What they found was the value of a college player rose to $117,764, which is roughly 30 percent more than the estimate using Scully’s approach.
- Center: $128,355 (Max: $1.8 million)
- Forward: $124,909 (Max: $2 million)
- Guard: $117,503 (Max: $1.9 million)
Lastly, the authors updated Brown’s approach, based on using a player’s future draft status, finding that future NBA player at an elite program is worth almost $1.2 million in revenue. As the finishing touch, the authors estimated the value of players drafted into the NBA using all three methods. Here are the results:
- Scully: $970,164 (Max: $1.9 million)
- Pro: $1,403,265 (Max: $2 million)
- Brown: $1,188,945 (Max: same)
Often, a point of contention among those on both sides of the debate over paying college athletes is figuring out just how many of them are worth more than their scholarship. Critically, this study gives us an estimate: almost 60 percent. “Even with the recent increase of the limit of athletic scholarships,” the authors write, “the majority of players would still produce more revenue for the school than the maximum value of his scholarship.”
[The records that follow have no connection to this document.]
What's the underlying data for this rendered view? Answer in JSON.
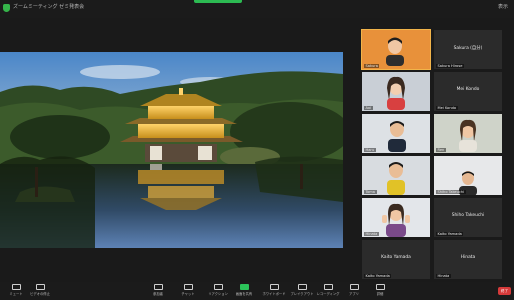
{
  "window": {
    "title": "ズームミーティング ゼミ発表会",
    "view_label": "表示"
  },
  "participants": [
    {
      "id": "p1",
      "name": "Sakura",
      "label": "Sakura (自分)",
      "active": true
    },
    {
      "id": "p2",
      "name": "Sakura Hirose",
      "label": "Sakura Hirose 🔇",
      "active": false
    },
    {
      "id": "p3",
      "name": "Aoi",
      "label": "Aoi",
      "active": false
    },
    {
      "id": "p4",
      "name": "Mei Kondo",
      "label": "Mei Kondo",
      "active": false
    },
    {
      "id": "p5",
      "name": "Haru",
      "label": "Haru",
      "active": false
    },
    {
      "id": "p6",
      "name": "Ren",
      "label": "Ren",
      "active": false
    },
    {
      "id": "p7",
      "name": "Toma",
      "label": "Toma",
      "active": false
    },
    {
      "id": "p8",
      "name": "Shiho Takeuchi",
      "label": "Shiho Takeuchi",
      "active": false
    },
    {
      "id": "p9",
      "name": "Hinata",
      "label": "Hinata",
      "active": false
    },
    {
      "id": "p10",
      "name": "Kaito Yamada",
      "label": "Kaito Yamada",
      "active": false
    }
  ],
  "toolbar": {
    "buttons": [
      {
        "label": "ミュート",
        "icon": "mic-icon"
      },
      {
        "label": "ビデオの停止",
        "icon": "video-icon"
      },
      {
        "label": "参加者",
        "icon": "participants-icon"
      },
      {
        "label": "チャット",
        "icon": "chat-icon"
      },
      {
        "label": "画面を共有",
        "icon": "share-screen-icon"
      },
      {
        "label": "ホワイトボード",
        "icon": "whiteboard-icon"
      },
      {
        "label": "ブレイクアウト",
        "icon": "breakout-icon"
      },
      {
        "label": "レコーディング",
        "icon": "record-icon"
      },
      {
        "label": "リアクション",
        "icon": "reaction-icon"
      },
      {
        "label": "アプリ",
        "icon": "apps-icon"
      },
      {
        "label": "詳細",
        "icon": "more-icon"
      }
    ],
    "end_label": "終了"
  },
  "colors": {
    "accent_green": "#2cc45a",
    "active_speaker": "#f2b44a",
    "end_red": "#d63a3a"
  }
}
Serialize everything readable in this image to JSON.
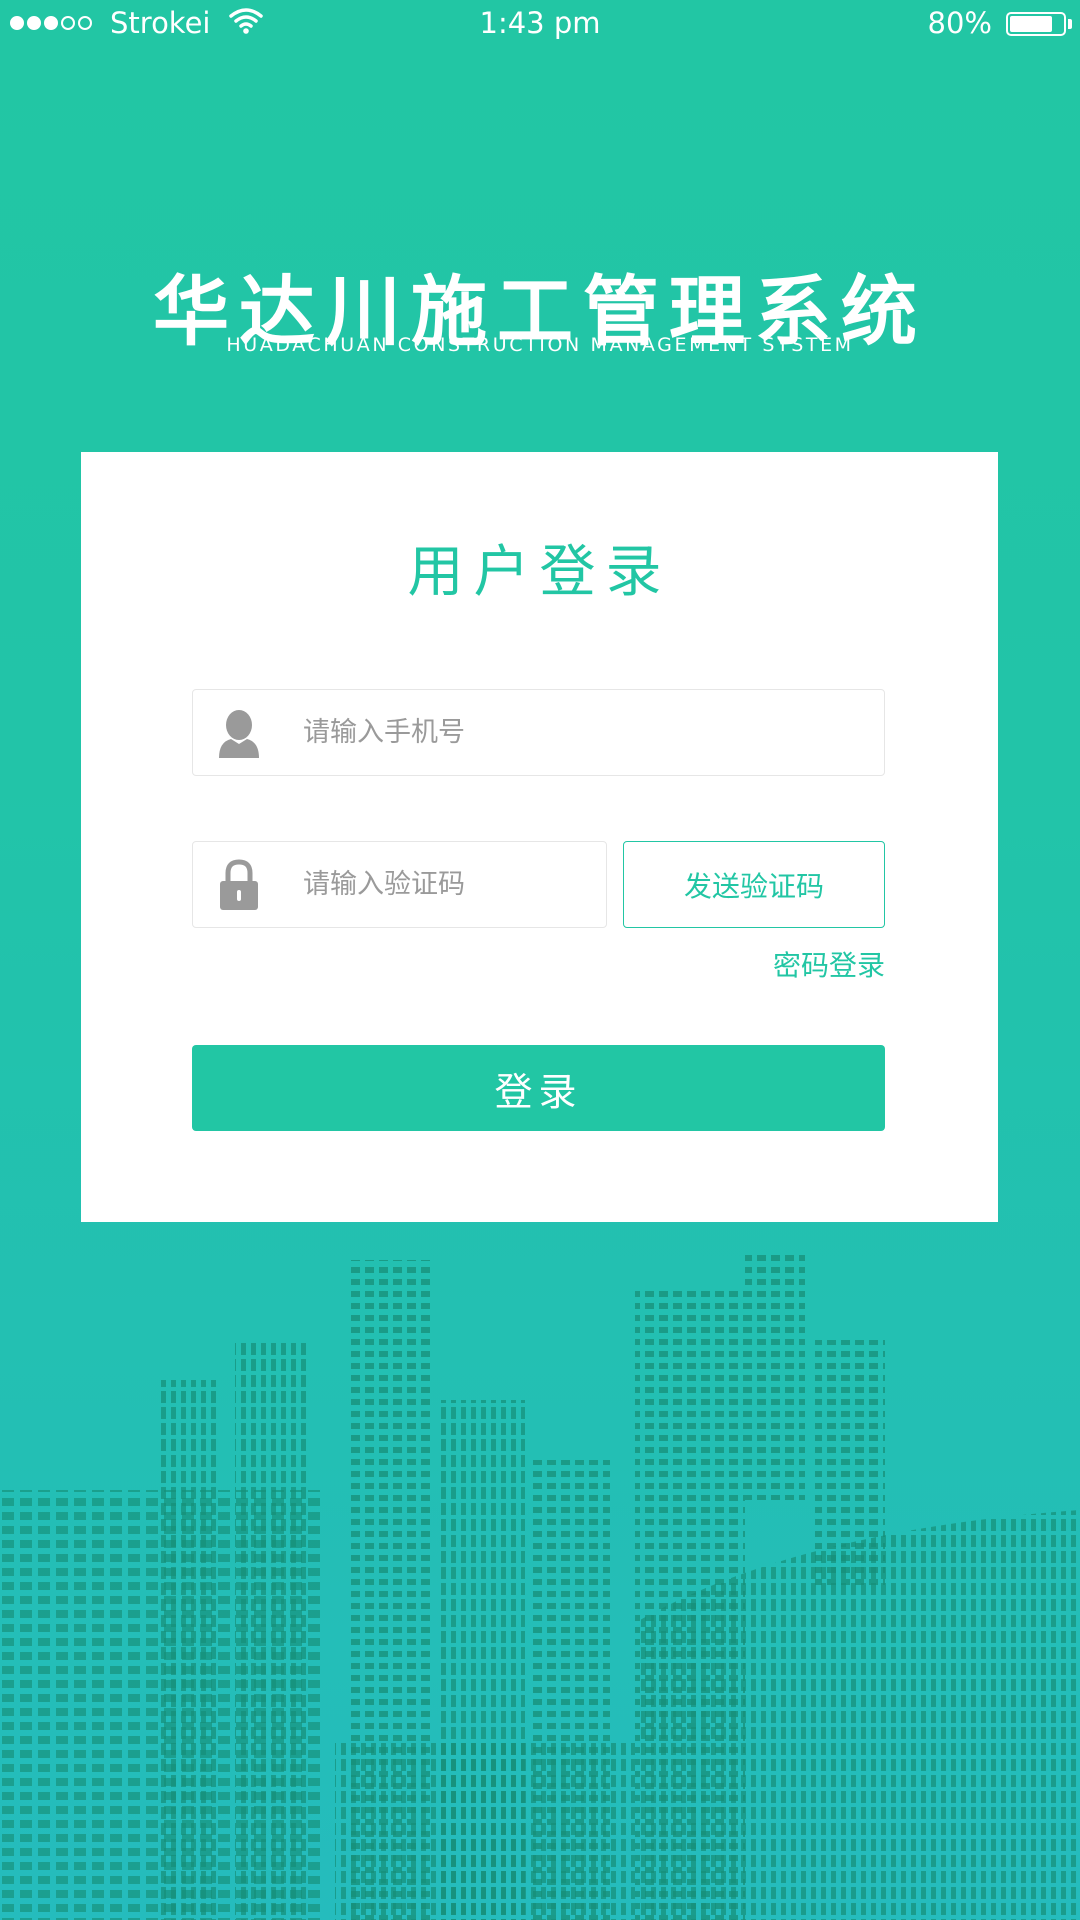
{
  "status_bar": {
    "carrier": "Strokei",
    "time": "1:43 pm",
    "battery": "80%",
    "battery_level": 0.8,
    "signal_bars_filled": 3,
    "signal_bars_total": 5
  },
  "header": {
    "title": "华达川施工管理系统",
    "subtitle": "HUADACHUAN CONSTRUCTION MANAGEMENT SYSTEM"
  },
  "login_card": {
    "title": "用户登录",
    "phone_placeholder": "请输入手机号",
    "code_placeholder": "请输入验证码",
    "send_code_label": "发送验证码",
    "password_login_label": "密码登录",
    "login_button_label": "登录"
  },
  "colors": {
    "accent": "#22c6a4",
    "skyline": "#168f78"
  },
  "icons": {
    "phone_field": "user-icon",
    "code_field": "lock-icon"
  }
}
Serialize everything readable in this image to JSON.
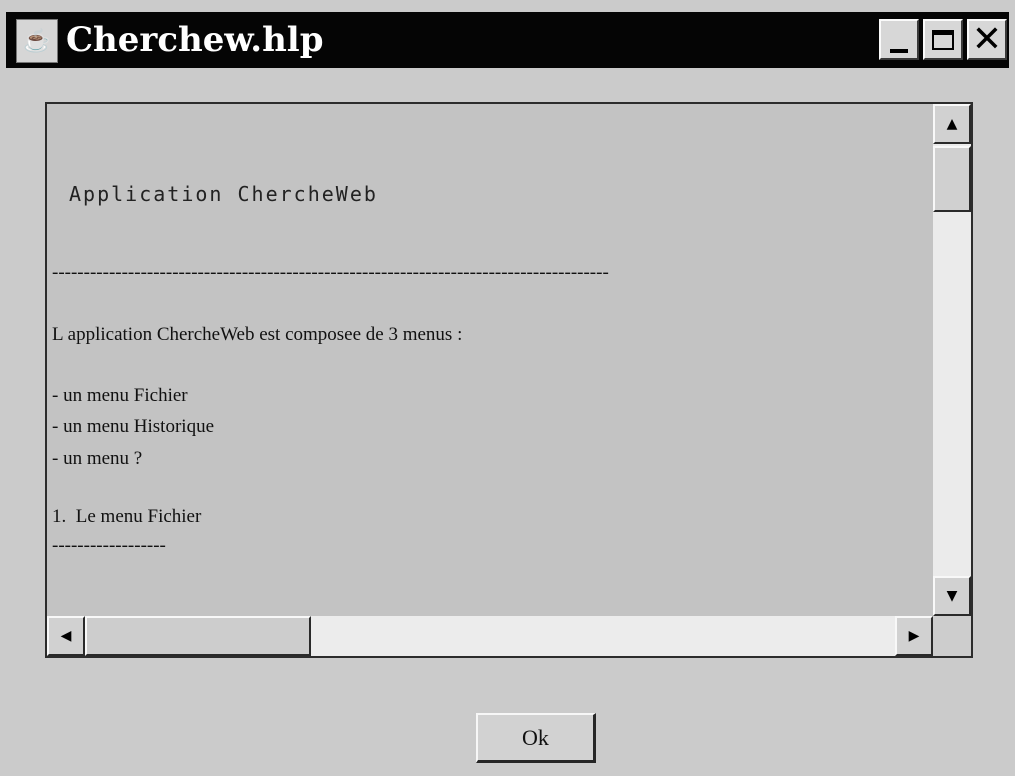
{
  "window": {
    "title": "Cherchew.hlp",
    "icon": "java-cup-icon",
    "controls": {
      "minimize": "minimize-icon",
      "maximize": "maximize-icon",
      "close": "close-icon"
    }
  },
  "help_text": {
    "heading": "Application ChercheWeb",
    "lines": [
      "----------------------------------------------------------------------------------------",
      "L application ChercheWeb est composee de 3 menus :",
      "- un menu Fichier",
      "- un menu Historique",
      "- un menu ?",
      "1.  Le menu Fichier",
      "------------------"
    ]
  },
  "scrollbars": {
    "up_arrow": "▲",
    "down_arrow": "▼",
    "left_arrow": "◀",
    "right_arrow": "▶"
  },
  "buttons": {
    "ok_label": "Ok"
  }
}
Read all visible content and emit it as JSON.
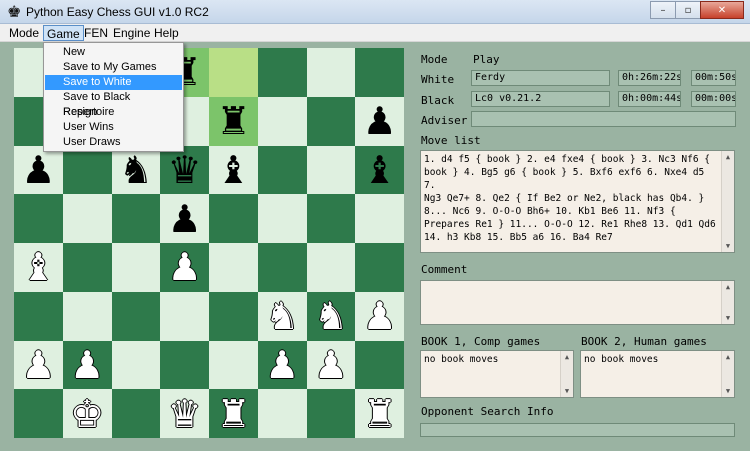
{
  "window": {
    "title": "Python Easy Chess GUI v1.0 RC2",
    "icon": "♚",
    "buttons": {
      "minimize": "–",
      "maximize": "▫",
      "close": "✕"
    }
  },
  "menu": {
    "items": [
      "Mode",
      "Game",
      "FEN",
      "Engine",
      "Help"
    ],
    "active": "Game"
  },
  "game_menu": {
    "items": [
      "New",
      "Save to My Games",
      "Save to White Repertoire",
      "Save to Black Repertoire",
      "Resign",
      "User Wins",
      "User Draws"
    ],
    "selected": "Save to White Repertoire"
  },
  "board": {
    "rows": [
      [
        "",
        "",
        "",
        "♜",
        "",
        "",
        "",
        ""
      ],
      [
        "",
        "",
        "",
        "",
        "♜",
        "",
        "",
        "♟"
      ],
      [
        "♟",
        "",
        "♞",
        "♛",
        "♝",
        "",
        "",
        "♝"
      ],
      [
        "",
        "",
        "",
        "♟",
        "",
        "",
        "",
        ""
      ],
      [
        "♗",
        "",
        "",
        "♙",
        "",
        "",
        "",
        ""
      ],
      [
        "",
        "",
        "",
        "",
        "",
        "♘",
        "♘",
        "♙"
      ],
      [
        "♙",
        "♙",
        "",
        "",
        "",
        "♙",
        "♙",
        ""
      ],
      [
        "",
        "♔",
        "",
        "♕",
        "♖",
        "",
        "",
        "♖"
      ]
    ],
    "colors": {
      "light": "#dff0e0",
      "dark": "#2e7a4b",
      "highlight_light": "#b9df86",
      "highlight_dark": "#7cc46a"
    },
    "highlighted_squares": [
      "d8",
      "e8",
      "e7"
    ]
  },
  "info": {
    "mode_label": "Mode",
    "mode_value": "Play",
    "white_label": "White",
    "white_name": "Ferdy",
    "white_time": "0h:26m:22s",
    "white_inc": "00m:50s",
    "black_label": "Black",
    "black_name": "Lc0 v0.21.2",
    "black_time": "0h:00m:44s",
    "black_inc": "00m:00s",
    "adviser_label": "Adviser",
    "adviser_value": "",
    "movelist_label": "Move list",
    "movelist_lines": [
      "1. d4 f5 { book } 2. e4 fxe4 { book } 3. Nc3 Nf6 {",
      "book } 4. Bg5 g6 { book } 5. Bxf6 exf6 6. Nxe4 d5 7.",
      "Ng3 Qe7+ 8. Qe2 { If Be2 or Ne2, black has Qb4. }",
      "8... Nc6 9. O-O-O Bh6+ 10. Kb1 Be6 11. Nf3 {",
      "Prepares Re1 } 11... O-O-O 12. Re1 Rhe8 13. Qd1 Qd6",
      "14. h3 Kb8 15. Bb5 a6 16. Ba4 Re7"
    ],
    "comment_label": "Comment",
    "comment_value": "",
    "book1_label": "BOOK 1, Comp games",
    "book1_value": "no book moves",
    "book2_label": "BOOK 2, Human games",
    "book2_value": "no book moves",
    "search_label": "Opponent Search Info",
    "search_value": ""
  },
  "scroll_arrows": {
    "up": "▲",
    "down": "▼"
  }
}
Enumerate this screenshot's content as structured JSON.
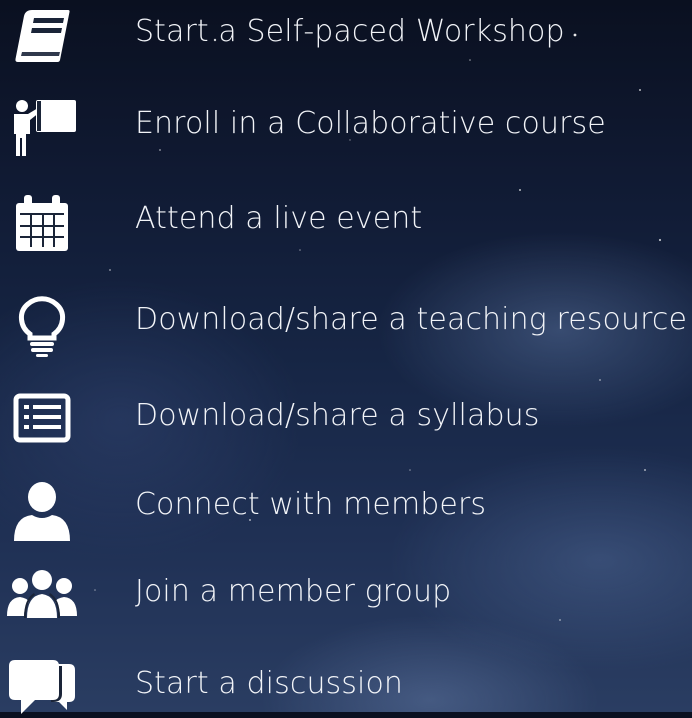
{
  "menu": {
    "items": [
      {
        "icon": "book-icon",
        "label": "Start a Self-paced Workshop"
      },
      {
        "icon": "presenter-whiteboard-icon",
        "label": "Enroll in a Collaborative course"
      },
      {
        "icon": "calendar-icon",
        "label": "Attend a live event"
      },
      {
        "icon": "lightbulb-icon",
        "label": "Download/share a teaching resource"
      },
      {
        "icon": "syllabus-list-icon",
        "label": "Download/share a syllabus"
      },
      {
        "icon": "person-icon",
        "label": "Connect with members"
      },
      {
        "icon": "group-icon",
        "label": "Join a member group"
      },
      {
        "icon": "chat-bubbles-icon",
        "label": "Start a discussion"
      }
    ]
  },
  "colors": {
    "text": "#f2f4f8",
    "icon": "#ffffff"
  }
}
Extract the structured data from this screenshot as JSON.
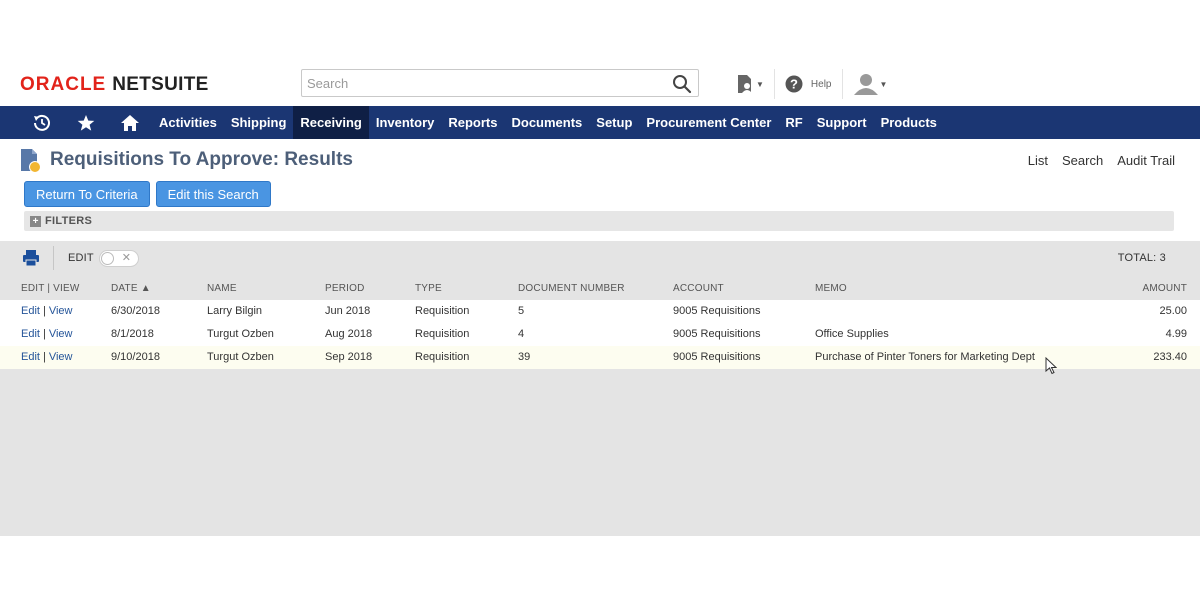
{
  "logo": {
    "oracle": "ORACLE",
    "netsuite": "NETSUITE"
  },
  "search": {
    "placeholder": "Search",
    "value": ""
  },
  "top_icons": {
    "help_label": "Help"
  },
  "nav": {
    "items": [
      {
        "label": "Activities"
      },
      {
        "label": "Shipping"
      },
      {
        "label": "Receiving",
        "active": true
      },
      {
        "label": "Inventory"
      },
      {
        "label": "Reports"
      },
      {
        "label": "Documents"
      },
      {
        "label": "Setup"
      },
      {
        "label": "Procurement Center"
      },
      {
        "label": "RF"
      },
      {
        "label": "Support"
      },
      {
        "label": "Products"
      }
    ]
  },
  "page": {
    "title": "Requisitions To Approve: Results",
    "links": {
      "list": "List",
      "search": "Search",
      "audit_trail": "Audit Trail"
    }
  },
  "buttons": {
    "return_to_criteria": "Return To Criteria",
    "edit_this_search": "Edit this Search"
  },
  "filters": {
    "label": "FILTERS"
  },
  "toolbar": {
    "edit_label": "EDIT",
    "total": "TOTAL: 3"
  },
  "table": {
    "headers": {
      "edit_view": "EDIT | VIEW",
      "date": "DATE ▲",
      "name": "NAME",
      "period": "PERIOD",
      "type": "TYPE",
      "document_number": "DOCUMENT NUMBER",
      "account": "ACCOUNT",
      "memo": "MEMO",
      "amount": "AMOUNT"
    },
    "edit_link": "Edit",
    "view_link": "View",
    "rows": [
      {
        "date": "6/30/2018",
        "name": "Larry Bilgin",
        "period": "Jun 2018",
        "type": "Requisition",
        "document_number": "5",
        "account": "9005 Requisitions",
        "memo": "",
        "amount": "25.00"
      },
      {
        "date": "8/1/2018",
        "name": "Turgut Ozben",
        "period": "Aug 2018",
        "type": "Requisition",
        "document_number": "4",
        "account": "9005 Requisitions",
        "memo": "Office Supplies",
        "amount": "4.99"
      },
      {
        "date": "9/10/2018",
        "name": "Turgut Ozben",
        "period": "Sep 2018",
        "type": "Requisition",
        "document_number": "39",
        "account": "9005 Requisitions",
        "memo": "Purchase of Pinter Toners for Marketing Dept",
        "amount": "233.40"
      }
    ]
  },
  "colors": {
    "nav_bg": "#1b3673",
    "nav_active": "#0f1f45",
    "button": "#4a95e2",
    "link": "#255599",
    "title": "#4d5f79",
    "oracle_red": "#e2231a"
  }
}
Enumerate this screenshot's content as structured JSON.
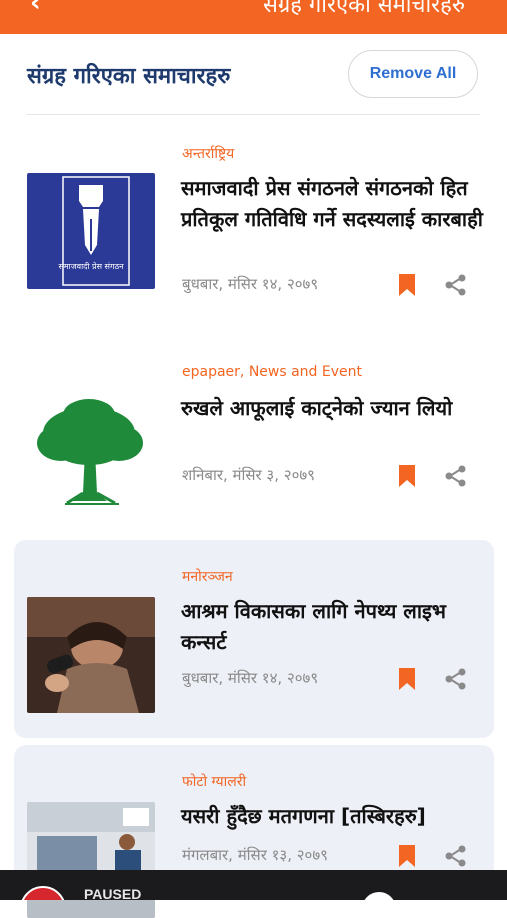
{
  "app_bar": {
    "title": "संग्रह गरिएका समाचारहरु",
    "back_icon": "back-arrow-icon",
    "color": "#f26522"
  },
  "header": {
    "title": "संग्रह गरिएका समाचारहरु",
    "remove_all": "Remove All"
  },
  "articles": [
    {
      "category": "अन्तर्राष्ट्रिय",
      "title": "समाजवादी प्रेस संगठनले संगठनको हित प्रतिकूल गतिविधि गर्ने सदस्यलाई कारबाही",
      "date": "बुधबार, मंसिर १४, २०७९",
      "thumb_text": "समाजवादी प्रेस संगठन",
      "highlighted": false
    },
    {
      "category": "epapaer, News and Event",
      "title": "रुखले आफूलाई काट्नेको ज्यान लियो",
      "date": "शनिबार, मंसिर ३, २०७९",
      "highlighted": false
    },
    {
      "category": "मनोरञ्जन",
      "title": "आश्रम विकासका लागि नेपथ्य लाइभ कन्सर्ट",
      "date": "बुधबार, मंसिर १४, २०७९",
      "highlighted": true
    },
    {
      "category": "फोटो ग्यालरी",
      "title": "यसरी हुँदैछ मतगणना [तस्बिरहरु]",
      "date": "मंगलबार, मंसिर १३, २०७९",
      "highlighted": true
    }
  ],
  "icons": {
    "bookmark": "bookmark-icon",
    "share": "share-icon"
  },
  "player": {
    "status": "PAUSED"
  }
}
Porter’s father, Michael Porter Sr., is on Martin’s staff, drawing $345,000 in salary. His hire was a shrewd move and totally above board under the NCAA’s bylaws. But even if we account for that paycheck as a benefit flowing to Porter’s family, it would still only be half of what Borghesi projects the combo forward would be paid if an open market existed for college players.
There’s little doubt, too, his presence may help the program’s financial rebuild unfold as quickly as the one on the floor of Mizzou Arena. Assuming his marginal revenue product is at the top end of the scales, he may produce close to $2 million in additional revenue — alleviating the financial shock inflicted during Anderson’s tenure.
Using Borghesi’s estimates for net profit, we can also crudely forecast the impact of the Tigers’ top-10 recruiting class:
- Michael Porter Jr.: $366,167
- Jontay Porter: $366,167*
- Jeremiah Tilmon: $101,969
- Blake Harris: $8,103
- C.J. Roberts: $8,103
- Total: $850,509
*Even is he reclassifies for 2017-18, Jontay Porter would still be a five-star recruit
Porter is already showing up at the office for summer workouts, and Mizzou is already reaping the benefit. Season ticket sales topped 4,400 in early June, and the school had commitments for 7,000 total. “Our goal is to sell out the building,” athletic director Jim Sterk told The Kansas City Star. It foreshadowed more positive news last week, with Mizzou announcing it raked in more than $50 million in donations over the past 10 months, setting a record for the Tiger Scholarship Fund.
Another year will have to pass before we can see the balance sheet Mizzou submits to the U.S. Department of Education. But it’s a pretty safe assumption Michael Porter Jr.’s touch will be golden.